Monday, April 19, 2010

Question from Jacob - Oranges in Tudor England

I'm having trouble finding an accurate answer to the following question: approximately how many oranges, both bitter and sweet, were imported into Britain yearly during the first 50 years of the 16th century?

I'm also looking for an early English description of the orange.

5 comments:

emma said...

Hi Jacob sorry i can't tell you every thing you wanted but i am currently reading
a taste of history 10,000 years of food in britain by black ISBN 0-7141-1732-3

in it it says
" in addition to apples, pears, plums, cherries and woodland strawberries which had been grown here for centuries, new fruits from southern Europe were introduced into the gardens of the wealthy. these included quinces, apricots, raspberries, red and black currents, melon, and even pomegranates, oranges and lemons. the last were never really successful however, and citrus fruits continued to be imported from Portugal, the bitter Seville type of orange now being imported by improved sweet oranges carried from Ceylon into Europe by the Potuguese, and known as Portingales."

there are no recipes for oranges in this book until the Stewart times when oranges are mentioned in a salad. take mandarin oranges, peeled and divided into segments the picture by the side of the recipe is dated 1641 and titled a 'Grand Sallet'

Lara said...

I've done some digging and found a few interesting tidbits. In "All the King's Cooks" (a book on Henry VIII's kitchens at Hampton Court) there are references to servants being paid for services and there is a mention of a servant bringing in oranges. There were also a few mentions that they were eaten candied.

But I got an even more interesting bit of info in "Food and Feast in Medieval England" - and while it pre-dates the period you're looking at, it might be indicative of the early 16th century as well.
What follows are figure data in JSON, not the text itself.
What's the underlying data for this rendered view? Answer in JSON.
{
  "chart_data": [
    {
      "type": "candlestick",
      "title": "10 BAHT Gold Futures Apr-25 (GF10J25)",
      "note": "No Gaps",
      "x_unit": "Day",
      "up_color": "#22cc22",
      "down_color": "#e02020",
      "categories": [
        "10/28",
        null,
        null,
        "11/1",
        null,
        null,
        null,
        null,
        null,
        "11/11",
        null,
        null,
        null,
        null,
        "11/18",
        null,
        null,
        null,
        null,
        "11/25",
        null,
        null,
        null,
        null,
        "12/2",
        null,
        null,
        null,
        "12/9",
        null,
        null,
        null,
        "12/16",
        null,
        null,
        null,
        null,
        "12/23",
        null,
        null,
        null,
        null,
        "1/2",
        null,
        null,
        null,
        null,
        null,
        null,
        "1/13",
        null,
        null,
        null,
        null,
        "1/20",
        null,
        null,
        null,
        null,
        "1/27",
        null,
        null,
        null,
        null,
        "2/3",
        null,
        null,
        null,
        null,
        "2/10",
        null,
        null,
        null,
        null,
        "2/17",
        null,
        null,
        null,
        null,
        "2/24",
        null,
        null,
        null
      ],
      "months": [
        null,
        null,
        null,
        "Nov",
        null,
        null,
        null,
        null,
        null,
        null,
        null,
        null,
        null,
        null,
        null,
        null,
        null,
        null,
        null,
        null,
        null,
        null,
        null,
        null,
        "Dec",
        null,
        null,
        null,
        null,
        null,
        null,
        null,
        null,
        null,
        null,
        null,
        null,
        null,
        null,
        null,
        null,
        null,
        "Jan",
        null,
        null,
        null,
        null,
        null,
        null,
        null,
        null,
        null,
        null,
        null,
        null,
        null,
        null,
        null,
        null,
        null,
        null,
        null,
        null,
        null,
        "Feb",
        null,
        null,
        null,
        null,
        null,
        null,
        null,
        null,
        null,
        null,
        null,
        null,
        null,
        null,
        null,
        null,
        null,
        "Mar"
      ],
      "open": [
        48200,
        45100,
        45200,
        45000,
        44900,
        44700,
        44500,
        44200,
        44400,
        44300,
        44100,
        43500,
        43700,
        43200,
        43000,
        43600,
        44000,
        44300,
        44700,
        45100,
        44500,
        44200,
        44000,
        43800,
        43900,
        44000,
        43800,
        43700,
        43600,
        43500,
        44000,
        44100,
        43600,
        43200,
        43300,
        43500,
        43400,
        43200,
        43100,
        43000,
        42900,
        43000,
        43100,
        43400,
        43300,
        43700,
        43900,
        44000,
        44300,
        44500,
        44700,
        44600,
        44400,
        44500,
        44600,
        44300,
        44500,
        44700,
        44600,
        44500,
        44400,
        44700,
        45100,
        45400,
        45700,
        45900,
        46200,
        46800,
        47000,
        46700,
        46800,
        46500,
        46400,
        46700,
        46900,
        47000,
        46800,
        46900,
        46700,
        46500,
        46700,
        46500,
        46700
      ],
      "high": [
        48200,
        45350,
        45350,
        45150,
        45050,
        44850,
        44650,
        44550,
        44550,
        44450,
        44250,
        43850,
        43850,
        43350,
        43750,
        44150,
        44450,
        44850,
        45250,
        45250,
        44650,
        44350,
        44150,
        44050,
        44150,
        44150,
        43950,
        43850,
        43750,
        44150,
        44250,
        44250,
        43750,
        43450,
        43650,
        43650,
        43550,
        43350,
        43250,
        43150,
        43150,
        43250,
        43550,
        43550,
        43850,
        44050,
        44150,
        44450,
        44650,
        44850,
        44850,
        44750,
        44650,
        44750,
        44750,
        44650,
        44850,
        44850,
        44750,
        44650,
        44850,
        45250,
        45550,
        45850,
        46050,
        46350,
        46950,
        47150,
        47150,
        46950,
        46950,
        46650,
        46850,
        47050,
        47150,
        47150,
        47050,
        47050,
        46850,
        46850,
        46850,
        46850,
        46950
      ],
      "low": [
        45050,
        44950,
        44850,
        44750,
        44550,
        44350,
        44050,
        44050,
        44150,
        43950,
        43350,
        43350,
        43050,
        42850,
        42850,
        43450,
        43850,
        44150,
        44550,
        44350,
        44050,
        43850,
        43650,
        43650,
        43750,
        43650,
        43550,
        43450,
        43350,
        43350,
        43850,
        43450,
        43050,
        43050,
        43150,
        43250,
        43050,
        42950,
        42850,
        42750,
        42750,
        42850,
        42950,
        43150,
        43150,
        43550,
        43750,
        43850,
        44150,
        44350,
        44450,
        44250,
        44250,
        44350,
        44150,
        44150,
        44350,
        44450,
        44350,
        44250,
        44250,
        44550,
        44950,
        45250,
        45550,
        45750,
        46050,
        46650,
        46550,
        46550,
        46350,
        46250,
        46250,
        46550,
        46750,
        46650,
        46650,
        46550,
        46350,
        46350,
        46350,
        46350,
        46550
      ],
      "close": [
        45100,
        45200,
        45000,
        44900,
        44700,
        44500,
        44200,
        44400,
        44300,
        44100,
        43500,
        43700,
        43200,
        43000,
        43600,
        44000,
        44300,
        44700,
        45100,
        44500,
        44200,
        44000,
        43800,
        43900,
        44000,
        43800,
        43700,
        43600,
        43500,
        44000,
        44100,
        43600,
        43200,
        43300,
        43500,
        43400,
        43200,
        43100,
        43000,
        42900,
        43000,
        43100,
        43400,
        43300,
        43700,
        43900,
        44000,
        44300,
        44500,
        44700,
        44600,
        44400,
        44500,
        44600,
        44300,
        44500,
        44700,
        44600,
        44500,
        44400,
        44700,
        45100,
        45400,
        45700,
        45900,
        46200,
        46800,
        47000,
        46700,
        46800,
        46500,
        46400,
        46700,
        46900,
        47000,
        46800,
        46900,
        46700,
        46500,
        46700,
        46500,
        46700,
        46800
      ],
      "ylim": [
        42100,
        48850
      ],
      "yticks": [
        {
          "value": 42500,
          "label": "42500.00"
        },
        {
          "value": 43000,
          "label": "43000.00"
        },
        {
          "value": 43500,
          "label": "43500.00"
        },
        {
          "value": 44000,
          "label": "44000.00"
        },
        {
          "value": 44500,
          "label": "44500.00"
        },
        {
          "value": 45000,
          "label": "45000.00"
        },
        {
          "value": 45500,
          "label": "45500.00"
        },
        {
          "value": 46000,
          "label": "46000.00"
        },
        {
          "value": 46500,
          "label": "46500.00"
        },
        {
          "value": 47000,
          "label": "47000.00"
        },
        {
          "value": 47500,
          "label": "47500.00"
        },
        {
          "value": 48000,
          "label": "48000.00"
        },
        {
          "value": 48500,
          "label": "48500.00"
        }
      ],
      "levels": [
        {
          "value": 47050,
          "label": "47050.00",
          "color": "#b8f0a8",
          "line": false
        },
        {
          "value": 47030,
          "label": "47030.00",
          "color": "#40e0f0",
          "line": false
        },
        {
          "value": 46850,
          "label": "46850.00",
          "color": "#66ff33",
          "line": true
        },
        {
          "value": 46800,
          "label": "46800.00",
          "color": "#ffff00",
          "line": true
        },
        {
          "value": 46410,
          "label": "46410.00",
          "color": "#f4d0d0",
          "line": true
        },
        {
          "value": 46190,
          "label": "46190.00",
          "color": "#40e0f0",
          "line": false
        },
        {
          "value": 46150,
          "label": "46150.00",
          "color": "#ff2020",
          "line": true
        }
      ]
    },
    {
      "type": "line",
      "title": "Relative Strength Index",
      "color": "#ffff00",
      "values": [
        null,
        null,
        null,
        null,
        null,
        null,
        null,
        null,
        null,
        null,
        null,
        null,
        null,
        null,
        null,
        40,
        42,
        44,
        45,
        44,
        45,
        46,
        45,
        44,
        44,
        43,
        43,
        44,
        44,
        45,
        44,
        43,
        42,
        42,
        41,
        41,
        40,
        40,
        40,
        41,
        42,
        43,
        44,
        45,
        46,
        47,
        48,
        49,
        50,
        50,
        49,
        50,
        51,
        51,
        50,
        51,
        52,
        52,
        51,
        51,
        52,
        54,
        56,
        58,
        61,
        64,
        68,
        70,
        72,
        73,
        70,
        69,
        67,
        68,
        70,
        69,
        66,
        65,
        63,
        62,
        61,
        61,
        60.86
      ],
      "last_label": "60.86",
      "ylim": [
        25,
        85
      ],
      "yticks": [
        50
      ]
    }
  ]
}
Here's the info:

"The same ships that carried spices also tended to carry fruit, such as oranges, of which a surprising number were brought to England. These were frequently imported in the tens of thousands per ship, and occasionally as many as a hundred thousand (in March 1480). These oranges were probably always a bitter variety. For customs purposes they were declared at about ten for 1d."

The notes for the paragraph that included that have the following as sources:

"Overseas Trade" by H. S. Cobb
"English Trade" by L.F.Salzman
"Agriculture and Prices, Vol 4. 1401-1582" by Thorold Rogers

kb said...

Is this for a research project?

You might want to contact Mark Dawson, he's a Tudor food specialist. See:

Plenti and Grase: Food and Drink in a Sixteenth-Century Household
Mark Dawson
Prospect Books 336pp
ISBN 978 1 903018 56 9

I will forward his email address to Lara if she will be so kind as to forward it on to you.

Anonymous said...

This may be off the mark somewhat, but I read somewhere once that bitter oranges from Spain were imported in wooden tubs full of sea water, decomposing eventually into marmalade. I could be completely wrong, however.

entspinster said...

There is a North African technique for preserving citrus fruits in strong brine. This pickling prevents, or at least greatly slows, decomposition, and the result is not sweet, like modern marmalade, but salty and sour. "Lemon pickle" is more usual, but I don't doubt that bitter oranges could be treated this way, too.